1. Fields of enum variants. Example:
```rust
enum Foo {
    Variant { nonSnake: u8 }
}
```
2. All variable bindings, instead of just let bindings and certain match arm patters. Examples:
```rust
match 1 { nonSnake => () }
match 1 { nonSnake @ 1 => () }
match 1 { nonSnake1 @ nonSnake2 => () } // slightly cursed, but these both introduce new
                                        // bindings that are bound to the same value.

const ONE: i32 = 1;
match 1 { nonSnake @ ONE } //  ONE is ignored since it is not a binding

match Some(1) { Some(nonSnake) => () }

struct Foo { field: u8 }
match (Foo { field: 1 } ) {
    Foo { field: nonSnake } => ();
}

struct Foo { nonSnake: u8 } // diagnostic here, at definition
match (Foo { nonSnake: 1 } ) { // no diagnostic here...
    Foo { nonSnake } => ();    // ...or here, since these are not where the name is introduced
}

for nonSnake in [] {}

struct Foo(u8);
for Foo(nonSnake) in [] {}
```
3. All parameter bindings, instead of just top-level binding identifiers. Examples:
```rust
fn func(nonSnake: u8) {} // worked before

struct Foo { field: u8 }
fn func(Foo { field: nonSnake }: Foo) {} // now get diagnostic for nonSnake
```

This is accomplished by changing the way binding identifier patterns are filtered:
- Previously, all binding idents were skipped, except a few classes of "good" binding locations that were checked.
- Now, all binding idents are checked, except field shorthands which are skipped.
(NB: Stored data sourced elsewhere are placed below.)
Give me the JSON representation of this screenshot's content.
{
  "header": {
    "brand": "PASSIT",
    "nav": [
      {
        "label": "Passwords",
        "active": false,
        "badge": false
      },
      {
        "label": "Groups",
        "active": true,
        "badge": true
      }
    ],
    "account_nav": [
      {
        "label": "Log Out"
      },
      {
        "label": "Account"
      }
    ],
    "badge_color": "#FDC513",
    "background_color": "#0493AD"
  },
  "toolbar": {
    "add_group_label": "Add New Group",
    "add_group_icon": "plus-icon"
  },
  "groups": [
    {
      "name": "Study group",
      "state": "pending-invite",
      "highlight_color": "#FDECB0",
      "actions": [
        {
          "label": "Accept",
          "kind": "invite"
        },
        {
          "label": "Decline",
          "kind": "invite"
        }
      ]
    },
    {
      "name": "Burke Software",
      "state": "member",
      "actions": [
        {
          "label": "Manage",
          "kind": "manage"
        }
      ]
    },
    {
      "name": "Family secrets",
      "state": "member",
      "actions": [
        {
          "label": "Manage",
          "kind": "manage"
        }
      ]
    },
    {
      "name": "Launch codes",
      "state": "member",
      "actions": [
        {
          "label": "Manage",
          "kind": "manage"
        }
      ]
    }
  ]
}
Moving from a whitelist to a blacklist potentially makes the analysis more brittle:
If new pattern types are added in the future where ident pats don't introduce new names, then they may incorrectly create diagnostics.

But the benefit of the blacklist approach is simplicity: I think a whitelist approach would need to recursively visit patterns to collect renaming candidates?